Lamar Jackson is his own agent for now because he doesn’t really need one to negotiate his first NFL deal
He doesn’t need someone taking a cut of a contract that doesn’t really have to be haggled over.


Reports emerged over the last week that his mother was his agent, but at the NFL Combine Jackson cleared all that up saying that he will be representing himself in the boardroom with NFL teams, and that his mom is his “manager.”
In response to the absolute boom of rookie contracts throughout the 2000s for the highest picked players, the NFL and its Players Association agreed to a rookie wage scale for drafted players.
Essentially, that means that every draft pick earns a basically fixed amount.
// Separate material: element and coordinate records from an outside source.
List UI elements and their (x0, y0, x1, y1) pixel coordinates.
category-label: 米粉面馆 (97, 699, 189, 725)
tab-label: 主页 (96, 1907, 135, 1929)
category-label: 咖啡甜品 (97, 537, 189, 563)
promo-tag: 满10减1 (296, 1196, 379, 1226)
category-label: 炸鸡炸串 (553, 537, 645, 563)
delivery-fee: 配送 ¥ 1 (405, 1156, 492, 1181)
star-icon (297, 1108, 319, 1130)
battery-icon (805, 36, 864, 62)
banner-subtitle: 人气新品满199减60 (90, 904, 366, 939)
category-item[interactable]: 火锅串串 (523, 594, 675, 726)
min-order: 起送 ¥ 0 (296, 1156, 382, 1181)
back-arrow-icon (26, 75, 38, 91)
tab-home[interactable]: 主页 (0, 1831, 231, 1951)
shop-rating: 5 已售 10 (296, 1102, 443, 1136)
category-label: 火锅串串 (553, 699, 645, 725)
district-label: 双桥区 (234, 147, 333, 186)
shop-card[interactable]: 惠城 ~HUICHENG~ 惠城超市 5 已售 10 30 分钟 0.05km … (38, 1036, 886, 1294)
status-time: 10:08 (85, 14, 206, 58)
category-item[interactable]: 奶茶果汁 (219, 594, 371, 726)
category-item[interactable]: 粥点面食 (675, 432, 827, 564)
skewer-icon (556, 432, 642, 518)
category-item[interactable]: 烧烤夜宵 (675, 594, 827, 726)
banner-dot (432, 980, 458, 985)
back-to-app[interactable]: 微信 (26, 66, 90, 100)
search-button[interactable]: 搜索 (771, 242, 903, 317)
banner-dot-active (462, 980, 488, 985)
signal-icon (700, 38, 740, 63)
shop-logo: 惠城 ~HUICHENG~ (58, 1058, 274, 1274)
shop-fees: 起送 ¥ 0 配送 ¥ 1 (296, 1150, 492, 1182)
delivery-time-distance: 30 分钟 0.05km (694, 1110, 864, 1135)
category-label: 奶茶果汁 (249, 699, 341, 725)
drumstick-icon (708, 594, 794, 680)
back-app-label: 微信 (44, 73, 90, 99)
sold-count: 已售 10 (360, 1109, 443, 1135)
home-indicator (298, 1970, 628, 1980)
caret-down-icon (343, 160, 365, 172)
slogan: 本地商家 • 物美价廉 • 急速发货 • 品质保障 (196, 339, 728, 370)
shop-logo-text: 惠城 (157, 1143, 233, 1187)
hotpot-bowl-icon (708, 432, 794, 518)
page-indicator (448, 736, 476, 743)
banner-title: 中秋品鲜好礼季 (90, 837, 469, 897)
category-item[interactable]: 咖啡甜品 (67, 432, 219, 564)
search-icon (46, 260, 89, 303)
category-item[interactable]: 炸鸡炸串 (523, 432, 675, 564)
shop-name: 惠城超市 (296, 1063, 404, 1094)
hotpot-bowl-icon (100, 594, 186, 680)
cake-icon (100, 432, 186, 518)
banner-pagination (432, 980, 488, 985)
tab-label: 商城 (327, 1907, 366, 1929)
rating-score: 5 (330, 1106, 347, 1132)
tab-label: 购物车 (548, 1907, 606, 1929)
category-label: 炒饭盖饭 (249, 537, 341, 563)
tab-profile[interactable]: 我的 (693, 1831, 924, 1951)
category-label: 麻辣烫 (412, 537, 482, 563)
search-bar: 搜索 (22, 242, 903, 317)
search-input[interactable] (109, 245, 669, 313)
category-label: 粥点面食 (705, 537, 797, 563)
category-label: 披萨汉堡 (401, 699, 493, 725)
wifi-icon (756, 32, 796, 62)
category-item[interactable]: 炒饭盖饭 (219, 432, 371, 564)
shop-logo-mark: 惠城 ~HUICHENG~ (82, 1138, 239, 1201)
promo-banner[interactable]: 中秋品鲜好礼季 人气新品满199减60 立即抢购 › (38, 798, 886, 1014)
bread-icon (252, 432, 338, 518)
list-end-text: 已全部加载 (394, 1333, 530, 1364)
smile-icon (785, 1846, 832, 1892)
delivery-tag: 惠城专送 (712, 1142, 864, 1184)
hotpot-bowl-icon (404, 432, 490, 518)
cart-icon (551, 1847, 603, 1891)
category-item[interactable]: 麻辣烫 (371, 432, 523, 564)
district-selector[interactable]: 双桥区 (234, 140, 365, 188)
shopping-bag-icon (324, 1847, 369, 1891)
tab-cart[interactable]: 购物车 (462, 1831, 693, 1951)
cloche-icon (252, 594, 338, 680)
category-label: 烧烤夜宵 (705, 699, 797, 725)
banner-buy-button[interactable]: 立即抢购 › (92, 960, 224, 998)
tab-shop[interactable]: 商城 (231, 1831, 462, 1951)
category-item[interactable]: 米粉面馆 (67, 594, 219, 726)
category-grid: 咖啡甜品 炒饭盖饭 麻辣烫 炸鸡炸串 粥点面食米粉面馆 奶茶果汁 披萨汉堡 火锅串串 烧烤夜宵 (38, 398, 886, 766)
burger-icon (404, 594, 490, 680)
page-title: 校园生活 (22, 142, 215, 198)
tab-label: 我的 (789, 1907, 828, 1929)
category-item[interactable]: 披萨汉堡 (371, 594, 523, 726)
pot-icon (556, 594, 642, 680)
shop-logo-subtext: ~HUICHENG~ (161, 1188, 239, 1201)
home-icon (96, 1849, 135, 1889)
There’s a defined pool from which NFL teams can spend on rookies now, and it increases slightly each year along with the NFL salary cap. Top rookies get a four-year deal with a fifth-year team option. 2016’s No. 1 pick Jared Goff’s deal was $27.9 million with $18.6 million guaranteed, while 2017’s No. 1 pick, Myles Garrett, signed a $30.4 million with a $20.25 million guaranteed. From there, the numbers deescalate throughout the round in both total and guaranteed money.
Hiring an agent means you have to pay that agent a percentage of your wages because he or she negotiated the deal on your behalf, but when it comes to your first NFL contract, there’s little in the way of actual negotiation.
What an agent could do for Jackson is navigate the backroom interactions with NFL teams throughout the draft process and deal with shoe companies and potential endorsement deals. It’s doubtful Jackson’s mother has the experience to do that by herself, but no big deal, she’s got a team around her to handle those responsibilities as well.
Lamar Jackson isn’t flying into this whole thing blind or unmanaged, he’s going about his business quietly, and that’s fine.